After seven long years, Google and Viacom are burying the
hatchet. The companies on Tuesday jointly announced a resolution of the Viacom vs. YouTube copyright litigation. And, it appears that no money is changing hands.
Financial terms of the landmark copyright suit were not disclosed, however CNN cited “a person with direct knowledge of the terms” as saying neither company would pay any money to the other. Oral arguments on the long-drawn-out case were set for Monday.
Viacom filed a $1 billion lawsuit against YouTube and some other digital properties in 2007. Specifically, the media giant charged the video-sharing service with illegally broadcasting 79,000 copyrighted videos on its viral platform between 2005 and 2008. Some of the clips came from The Daily Show with Jon Stewart as well as South Park.
“Google and Viacom today jointly announced the resolution of the Viacom vs. YouTube copyright litigation,” the companies said in a statement. “This settlement reflects the growing collaborative dialogue between our two companies on important opportunities, and we look forward to working more closely together.”
If You Can’t Beat ‘Em
We caught up with Greg Sterling, principal analyst at Sterling Market Intelligence, to get his take on the settlement. Sterling, who used to practice law, told us it’s an example of "if you can't beat 'em, join 'em."
“Viacom's copyright case was looking increasingly like a loser after several interim defeats. Beyond this, it makes much more sense for Viacom to leverage YouTube to expose its programming and films,” Sterling said. "While the settlement terms weren't released I would imagine that Google gave the company some perks and advantages -- read: visibility -- that we'll see in the coming months.”
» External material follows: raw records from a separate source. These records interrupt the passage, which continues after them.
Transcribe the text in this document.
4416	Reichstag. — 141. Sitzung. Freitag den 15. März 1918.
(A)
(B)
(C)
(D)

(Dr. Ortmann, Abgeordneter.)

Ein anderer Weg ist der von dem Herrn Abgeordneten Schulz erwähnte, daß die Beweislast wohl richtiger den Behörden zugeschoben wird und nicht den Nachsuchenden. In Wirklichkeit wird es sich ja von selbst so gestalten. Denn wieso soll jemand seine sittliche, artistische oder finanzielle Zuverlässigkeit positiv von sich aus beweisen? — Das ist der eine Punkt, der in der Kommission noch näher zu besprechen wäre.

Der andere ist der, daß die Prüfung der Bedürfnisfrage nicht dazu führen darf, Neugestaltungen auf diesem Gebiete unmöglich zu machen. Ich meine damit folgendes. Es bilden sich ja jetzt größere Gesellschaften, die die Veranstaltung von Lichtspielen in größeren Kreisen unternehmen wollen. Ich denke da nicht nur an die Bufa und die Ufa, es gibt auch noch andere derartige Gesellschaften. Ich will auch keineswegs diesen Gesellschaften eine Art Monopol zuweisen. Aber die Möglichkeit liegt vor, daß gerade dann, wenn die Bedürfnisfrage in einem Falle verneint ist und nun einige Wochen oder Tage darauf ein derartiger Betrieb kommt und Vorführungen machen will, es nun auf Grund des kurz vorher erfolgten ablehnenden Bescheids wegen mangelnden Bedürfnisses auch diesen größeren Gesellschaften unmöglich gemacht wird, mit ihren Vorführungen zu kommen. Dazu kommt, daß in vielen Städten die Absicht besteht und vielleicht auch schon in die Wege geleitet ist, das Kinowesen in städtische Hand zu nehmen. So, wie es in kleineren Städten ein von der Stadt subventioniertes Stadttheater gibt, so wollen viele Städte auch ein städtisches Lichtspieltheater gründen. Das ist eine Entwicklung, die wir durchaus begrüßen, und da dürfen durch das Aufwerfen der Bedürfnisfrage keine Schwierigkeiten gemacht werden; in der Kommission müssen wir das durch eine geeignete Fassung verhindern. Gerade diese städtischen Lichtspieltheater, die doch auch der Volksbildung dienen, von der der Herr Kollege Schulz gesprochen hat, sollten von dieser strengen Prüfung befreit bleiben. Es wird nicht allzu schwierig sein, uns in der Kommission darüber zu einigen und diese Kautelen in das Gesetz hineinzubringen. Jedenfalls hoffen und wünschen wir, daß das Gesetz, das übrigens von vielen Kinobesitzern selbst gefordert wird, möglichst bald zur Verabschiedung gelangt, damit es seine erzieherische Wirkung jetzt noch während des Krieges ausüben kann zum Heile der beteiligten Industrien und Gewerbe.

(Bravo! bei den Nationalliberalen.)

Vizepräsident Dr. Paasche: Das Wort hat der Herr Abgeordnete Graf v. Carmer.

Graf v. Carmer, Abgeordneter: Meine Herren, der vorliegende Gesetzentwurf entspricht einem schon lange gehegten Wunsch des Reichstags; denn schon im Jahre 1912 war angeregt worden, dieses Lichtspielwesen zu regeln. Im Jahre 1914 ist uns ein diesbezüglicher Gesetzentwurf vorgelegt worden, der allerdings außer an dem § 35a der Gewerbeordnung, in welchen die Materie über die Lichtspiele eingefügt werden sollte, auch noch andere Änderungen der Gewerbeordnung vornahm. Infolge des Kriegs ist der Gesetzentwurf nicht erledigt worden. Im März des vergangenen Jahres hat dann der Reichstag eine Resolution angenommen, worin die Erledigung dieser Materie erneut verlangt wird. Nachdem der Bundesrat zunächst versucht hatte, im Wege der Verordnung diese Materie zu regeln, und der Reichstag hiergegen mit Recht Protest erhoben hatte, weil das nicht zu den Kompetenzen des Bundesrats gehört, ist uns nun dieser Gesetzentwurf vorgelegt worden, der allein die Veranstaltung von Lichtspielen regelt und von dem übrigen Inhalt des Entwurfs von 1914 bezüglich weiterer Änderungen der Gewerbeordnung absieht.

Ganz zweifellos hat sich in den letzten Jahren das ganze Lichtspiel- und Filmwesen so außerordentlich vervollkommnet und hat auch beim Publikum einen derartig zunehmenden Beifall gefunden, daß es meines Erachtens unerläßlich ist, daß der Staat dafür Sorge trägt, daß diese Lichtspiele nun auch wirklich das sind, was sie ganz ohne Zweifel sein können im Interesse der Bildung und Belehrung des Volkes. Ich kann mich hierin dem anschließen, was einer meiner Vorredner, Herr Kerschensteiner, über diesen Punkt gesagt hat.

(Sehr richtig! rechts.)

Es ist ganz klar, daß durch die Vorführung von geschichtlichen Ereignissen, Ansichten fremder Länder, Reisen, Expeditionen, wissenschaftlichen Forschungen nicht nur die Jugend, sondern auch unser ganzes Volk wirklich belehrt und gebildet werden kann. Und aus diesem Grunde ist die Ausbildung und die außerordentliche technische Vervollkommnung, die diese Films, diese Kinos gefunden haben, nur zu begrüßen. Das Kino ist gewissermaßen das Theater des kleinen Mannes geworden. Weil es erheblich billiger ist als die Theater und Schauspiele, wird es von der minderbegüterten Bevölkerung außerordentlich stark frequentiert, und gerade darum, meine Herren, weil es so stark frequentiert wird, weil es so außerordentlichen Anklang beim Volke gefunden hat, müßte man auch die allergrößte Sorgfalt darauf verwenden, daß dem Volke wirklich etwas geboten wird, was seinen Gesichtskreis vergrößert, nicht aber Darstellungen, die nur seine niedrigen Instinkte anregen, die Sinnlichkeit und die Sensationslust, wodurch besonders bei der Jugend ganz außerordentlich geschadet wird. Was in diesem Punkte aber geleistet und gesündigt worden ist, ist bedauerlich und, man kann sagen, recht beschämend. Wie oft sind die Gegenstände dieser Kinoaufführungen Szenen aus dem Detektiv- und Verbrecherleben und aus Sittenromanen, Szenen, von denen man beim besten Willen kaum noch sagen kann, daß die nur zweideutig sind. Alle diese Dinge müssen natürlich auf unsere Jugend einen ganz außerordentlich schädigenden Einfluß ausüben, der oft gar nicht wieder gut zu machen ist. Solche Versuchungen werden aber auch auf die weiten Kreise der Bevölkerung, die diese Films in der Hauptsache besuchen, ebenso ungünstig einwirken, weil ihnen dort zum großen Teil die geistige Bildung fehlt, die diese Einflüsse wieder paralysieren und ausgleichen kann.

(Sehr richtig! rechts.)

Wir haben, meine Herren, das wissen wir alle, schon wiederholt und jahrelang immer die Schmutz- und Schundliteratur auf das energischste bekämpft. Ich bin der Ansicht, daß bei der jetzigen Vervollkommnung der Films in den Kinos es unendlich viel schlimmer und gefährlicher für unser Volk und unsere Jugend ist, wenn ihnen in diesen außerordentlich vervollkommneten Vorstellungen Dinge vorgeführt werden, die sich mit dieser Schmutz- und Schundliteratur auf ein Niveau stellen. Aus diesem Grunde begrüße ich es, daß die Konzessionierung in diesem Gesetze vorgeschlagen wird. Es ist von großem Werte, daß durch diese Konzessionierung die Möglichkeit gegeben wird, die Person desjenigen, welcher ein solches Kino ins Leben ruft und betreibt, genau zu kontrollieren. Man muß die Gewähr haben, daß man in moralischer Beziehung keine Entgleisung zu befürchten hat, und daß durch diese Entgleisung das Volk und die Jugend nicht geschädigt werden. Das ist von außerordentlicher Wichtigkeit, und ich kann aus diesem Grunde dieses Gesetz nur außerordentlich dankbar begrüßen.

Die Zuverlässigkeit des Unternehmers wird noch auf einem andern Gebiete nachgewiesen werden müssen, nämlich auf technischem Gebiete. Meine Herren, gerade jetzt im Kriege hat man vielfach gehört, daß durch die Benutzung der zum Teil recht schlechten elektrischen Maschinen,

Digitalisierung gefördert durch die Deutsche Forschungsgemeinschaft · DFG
The case was a significant test for the Digital Millennium Copyright Act and specifically the “safe harbor” provision. The safe harbor provision protects companies like YouTube from liability if they take down infringing content when the owners ask.
That was Google’s defense and it worked well but until now Viacom continued its appeals. In April 2013, Second Circuit Judge Louis Stanton rejected Viacom’s argument, deciding: “There is no evidence that YouTube induced its users to submit infringing videos, provided users with detailed instructions about what content to upload or edited their content, prescreened submissions for quality, steered users to infringing videos, or otherwise interacted with infringing users to a point where it might be said to participated in their infringing activity.”
Eric Goldman, a professor of Law at Santa Clara University School of Law, has been blogging about the case for years. After Viacom’s court defeat in April 2013 before Judge Stanton, he came to the conclusion that many legal analysts are likely to draw this week:
“Although we could point fingers at the judges (especially the Second Circuit for its stupid willful blindness digression), the real blame goes to Congress for making its safe harbor requirements too detailed and giving judges too much room to color between the lines,” he wrote. “Judge Stanton’s ruling isn’t a model of judicial reasoning, but it’s pretty good in light of how the courts have scrambled the safe harbors due to Congress’ defective drafting.”